Thursday, March 25, 2010

Golden Eagle

Golden Eagle
Often dubbed the “king of birds,” the golden eagle measures up to 34.5 inches (88 cm) from head to tail and has a wingspan of up to 7.5 feet (2.2 m), female being larger than males.

The plumage is dark chocolate brown, tinged with golden yellow on the head.

Young birds have white tails with a broad, dark band across the base and white on the undersides of the wings.

In flights the wings appear broad, with the primary feathers at the wingtips separated and curving upward.

From a distance, when size experienced observed to confuse golden eagles with some of the smaller, medium sized species of hawks.

Golden eagles are found right across the Northern Hemisphere in open, mountainous country.

The species’ worldwide range encompasses the main wilderness regions of the temperate climate zones, and extends northward into the steppe and boreal zones and southward into the Mediterranean zone.

Occasionally golden eagles occur in lowland forests and wetlands but in these latter habitats the species is usually replaced by the imperial eagle, A. heliaca.
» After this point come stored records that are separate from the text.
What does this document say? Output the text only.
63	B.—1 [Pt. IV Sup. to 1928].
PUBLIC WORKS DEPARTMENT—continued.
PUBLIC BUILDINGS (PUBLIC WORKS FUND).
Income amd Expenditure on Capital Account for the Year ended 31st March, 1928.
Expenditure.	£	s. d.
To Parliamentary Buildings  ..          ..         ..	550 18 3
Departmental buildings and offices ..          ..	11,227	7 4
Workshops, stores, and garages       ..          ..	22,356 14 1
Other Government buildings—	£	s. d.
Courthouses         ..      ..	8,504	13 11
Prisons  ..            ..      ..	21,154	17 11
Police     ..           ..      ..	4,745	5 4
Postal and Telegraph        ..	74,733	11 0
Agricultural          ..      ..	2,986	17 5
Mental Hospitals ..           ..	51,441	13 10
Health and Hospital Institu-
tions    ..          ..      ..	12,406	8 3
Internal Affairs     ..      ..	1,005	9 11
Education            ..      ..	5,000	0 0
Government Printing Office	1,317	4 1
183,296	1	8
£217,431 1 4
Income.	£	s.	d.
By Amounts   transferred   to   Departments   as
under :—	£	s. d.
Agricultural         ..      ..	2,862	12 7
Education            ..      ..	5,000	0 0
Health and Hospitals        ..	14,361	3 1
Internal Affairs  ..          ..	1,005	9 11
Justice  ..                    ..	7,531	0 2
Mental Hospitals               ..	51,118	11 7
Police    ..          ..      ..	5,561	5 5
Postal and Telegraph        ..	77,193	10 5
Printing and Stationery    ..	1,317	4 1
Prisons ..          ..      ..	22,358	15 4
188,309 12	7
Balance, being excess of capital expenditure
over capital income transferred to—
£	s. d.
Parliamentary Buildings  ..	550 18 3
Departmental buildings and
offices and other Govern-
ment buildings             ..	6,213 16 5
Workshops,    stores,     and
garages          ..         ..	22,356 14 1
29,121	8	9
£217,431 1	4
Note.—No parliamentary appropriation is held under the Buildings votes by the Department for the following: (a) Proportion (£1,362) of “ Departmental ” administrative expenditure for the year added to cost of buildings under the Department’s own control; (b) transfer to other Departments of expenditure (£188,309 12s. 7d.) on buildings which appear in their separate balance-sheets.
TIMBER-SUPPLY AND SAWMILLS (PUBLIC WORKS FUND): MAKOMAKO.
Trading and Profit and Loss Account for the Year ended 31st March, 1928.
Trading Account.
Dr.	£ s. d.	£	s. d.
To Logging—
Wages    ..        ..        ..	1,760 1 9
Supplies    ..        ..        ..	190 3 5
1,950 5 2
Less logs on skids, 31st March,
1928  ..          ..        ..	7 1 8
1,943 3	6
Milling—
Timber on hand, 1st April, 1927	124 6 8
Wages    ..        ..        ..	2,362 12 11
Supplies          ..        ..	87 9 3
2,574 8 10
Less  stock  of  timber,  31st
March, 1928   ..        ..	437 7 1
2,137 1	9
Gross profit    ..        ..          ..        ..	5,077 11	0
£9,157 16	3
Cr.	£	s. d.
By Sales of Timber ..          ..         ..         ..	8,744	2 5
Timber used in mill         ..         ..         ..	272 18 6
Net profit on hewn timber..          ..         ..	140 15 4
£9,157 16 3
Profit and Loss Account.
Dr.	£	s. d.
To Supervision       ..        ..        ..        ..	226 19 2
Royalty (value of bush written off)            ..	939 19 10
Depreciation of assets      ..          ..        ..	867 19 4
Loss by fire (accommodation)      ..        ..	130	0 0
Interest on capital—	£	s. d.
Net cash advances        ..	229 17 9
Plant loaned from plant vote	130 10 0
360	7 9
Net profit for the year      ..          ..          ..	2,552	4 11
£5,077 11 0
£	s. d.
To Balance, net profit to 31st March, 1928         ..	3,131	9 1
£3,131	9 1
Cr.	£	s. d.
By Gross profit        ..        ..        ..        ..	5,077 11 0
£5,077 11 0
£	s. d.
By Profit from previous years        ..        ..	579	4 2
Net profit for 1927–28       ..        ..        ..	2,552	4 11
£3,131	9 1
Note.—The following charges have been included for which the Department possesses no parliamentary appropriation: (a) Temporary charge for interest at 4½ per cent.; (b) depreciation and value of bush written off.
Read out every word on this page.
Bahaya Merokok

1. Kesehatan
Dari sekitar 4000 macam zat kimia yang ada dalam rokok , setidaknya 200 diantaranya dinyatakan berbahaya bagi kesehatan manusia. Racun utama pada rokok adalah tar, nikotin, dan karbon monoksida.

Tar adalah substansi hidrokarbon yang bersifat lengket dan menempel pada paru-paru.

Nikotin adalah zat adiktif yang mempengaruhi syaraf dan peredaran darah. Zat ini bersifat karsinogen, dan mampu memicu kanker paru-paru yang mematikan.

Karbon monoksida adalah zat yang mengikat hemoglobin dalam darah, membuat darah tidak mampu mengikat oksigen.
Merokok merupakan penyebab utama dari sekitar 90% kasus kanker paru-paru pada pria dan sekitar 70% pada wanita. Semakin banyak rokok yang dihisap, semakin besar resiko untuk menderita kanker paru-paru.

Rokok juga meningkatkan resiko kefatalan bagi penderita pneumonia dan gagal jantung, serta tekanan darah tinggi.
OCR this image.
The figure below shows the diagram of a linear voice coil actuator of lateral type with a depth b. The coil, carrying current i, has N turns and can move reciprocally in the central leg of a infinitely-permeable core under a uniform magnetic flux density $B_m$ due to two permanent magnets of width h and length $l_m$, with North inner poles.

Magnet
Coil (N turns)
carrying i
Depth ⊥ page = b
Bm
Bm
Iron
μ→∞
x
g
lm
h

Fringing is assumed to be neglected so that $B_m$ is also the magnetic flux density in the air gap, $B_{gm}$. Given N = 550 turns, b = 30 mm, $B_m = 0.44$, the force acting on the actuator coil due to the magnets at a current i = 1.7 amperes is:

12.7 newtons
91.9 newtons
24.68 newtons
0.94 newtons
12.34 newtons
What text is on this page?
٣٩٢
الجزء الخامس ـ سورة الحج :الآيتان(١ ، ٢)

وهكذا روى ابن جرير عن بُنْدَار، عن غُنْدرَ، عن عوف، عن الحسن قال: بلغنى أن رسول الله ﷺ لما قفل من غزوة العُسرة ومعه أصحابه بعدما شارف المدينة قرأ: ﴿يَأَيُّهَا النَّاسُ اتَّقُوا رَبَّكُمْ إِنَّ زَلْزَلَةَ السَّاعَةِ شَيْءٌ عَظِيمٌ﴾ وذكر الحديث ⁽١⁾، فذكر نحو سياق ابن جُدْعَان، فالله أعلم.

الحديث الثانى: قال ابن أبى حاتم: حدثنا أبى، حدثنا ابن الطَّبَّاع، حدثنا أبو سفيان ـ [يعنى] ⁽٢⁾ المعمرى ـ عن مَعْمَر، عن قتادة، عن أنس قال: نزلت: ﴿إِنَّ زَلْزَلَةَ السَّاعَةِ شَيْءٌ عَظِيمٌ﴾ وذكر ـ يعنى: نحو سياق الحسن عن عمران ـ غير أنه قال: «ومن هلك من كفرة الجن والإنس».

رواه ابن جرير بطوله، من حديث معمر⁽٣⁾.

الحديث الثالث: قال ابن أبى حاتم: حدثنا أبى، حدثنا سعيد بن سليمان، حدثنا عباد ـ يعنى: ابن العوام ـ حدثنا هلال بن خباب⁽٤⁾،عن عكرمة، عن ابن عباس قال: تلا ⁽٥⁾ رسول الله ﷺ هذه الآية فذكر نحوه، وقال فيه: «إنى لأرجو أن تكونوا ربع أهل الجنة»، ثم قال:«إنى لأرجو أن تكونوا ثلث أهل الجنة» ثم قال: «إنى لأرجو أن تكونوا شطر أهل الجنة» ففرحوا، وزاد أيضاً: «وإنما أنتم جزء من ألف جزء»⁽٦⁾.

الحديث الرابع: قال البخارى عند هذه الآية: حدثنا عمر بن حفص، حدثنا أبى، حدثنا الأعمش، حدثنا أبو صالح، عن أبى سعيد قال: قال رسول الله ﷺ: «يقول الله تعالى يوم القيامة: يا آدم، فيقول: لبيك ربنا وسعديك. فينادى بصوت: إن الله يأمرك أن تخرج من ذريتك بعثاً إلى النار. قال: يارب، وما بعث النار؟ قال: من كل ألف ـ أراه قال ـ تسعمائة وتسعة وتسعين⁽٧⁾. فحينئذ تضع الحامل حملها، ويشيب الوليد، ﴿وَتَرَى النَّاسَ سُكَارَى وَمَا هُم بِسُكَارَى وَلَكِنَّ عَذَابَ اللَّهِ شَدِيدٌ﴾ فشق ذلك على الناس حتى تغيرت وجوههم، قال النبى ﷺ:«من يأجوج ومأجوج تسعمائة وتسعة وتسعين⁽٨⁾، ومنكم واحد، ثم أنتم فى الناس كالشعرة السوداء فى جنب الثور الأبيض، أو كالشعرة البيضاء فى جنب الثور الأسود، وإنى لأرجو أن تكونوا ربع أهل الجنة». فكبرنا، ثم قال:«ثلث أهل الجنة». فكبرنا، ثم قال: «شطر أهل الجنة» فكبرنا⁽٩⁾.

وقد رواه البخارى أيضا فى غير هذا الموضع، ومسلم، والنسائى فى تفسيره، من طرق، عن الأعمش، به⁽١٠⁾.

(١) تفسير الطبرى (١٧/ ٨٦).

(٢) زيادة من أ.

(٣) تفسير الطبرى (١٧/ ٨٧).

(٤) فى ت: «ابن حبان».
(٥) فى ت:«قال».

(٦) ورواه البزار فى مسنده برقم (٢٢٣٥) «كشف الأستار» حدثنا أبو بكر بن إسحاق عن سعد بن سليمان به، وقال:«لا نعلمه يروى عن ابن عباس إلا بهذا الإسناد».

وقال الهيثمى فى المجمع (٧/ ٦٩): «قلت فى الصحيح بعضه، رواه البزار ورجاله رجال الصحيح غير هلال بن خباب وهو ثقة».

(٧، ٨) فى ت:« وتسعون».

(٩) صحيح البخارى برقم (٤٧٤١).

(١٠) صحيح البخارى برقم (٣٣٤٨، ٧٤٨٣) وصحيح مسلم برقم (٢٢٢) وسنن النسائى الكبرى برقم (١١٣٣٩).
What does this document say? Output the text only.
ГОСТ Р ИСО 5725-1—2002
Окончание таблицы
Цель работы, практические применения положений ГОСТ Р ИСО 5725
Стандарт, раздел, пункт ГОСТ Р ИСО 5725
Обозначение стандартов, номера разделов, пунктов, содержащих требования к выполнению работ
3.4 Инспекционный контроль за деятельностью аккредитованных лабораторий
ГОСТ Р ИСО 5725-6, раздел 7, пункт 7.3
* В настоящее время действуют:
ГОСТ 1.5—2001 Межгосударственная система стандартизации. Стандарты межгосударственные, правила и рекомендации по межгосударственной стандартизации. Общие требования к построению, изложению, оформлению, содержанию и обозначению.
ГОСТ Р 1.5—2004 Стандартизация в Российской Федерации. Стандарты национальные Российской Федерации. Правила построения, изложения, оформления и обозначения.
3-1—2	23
In North America golden eagles range from Alaska south to Mexico mainly on the western side of the continent, and east across Canada, between Hudson Bay and the Greta Lakes to Nova Scotia.

A similar and closely related species of large eagle, Verreaux’s eagle, Aquila verreauxii, replaces the golden eagle in southern and eastern Africa.

It is slightly large and much darker in plumage than the golden eagle, and is sometime called the black eagle.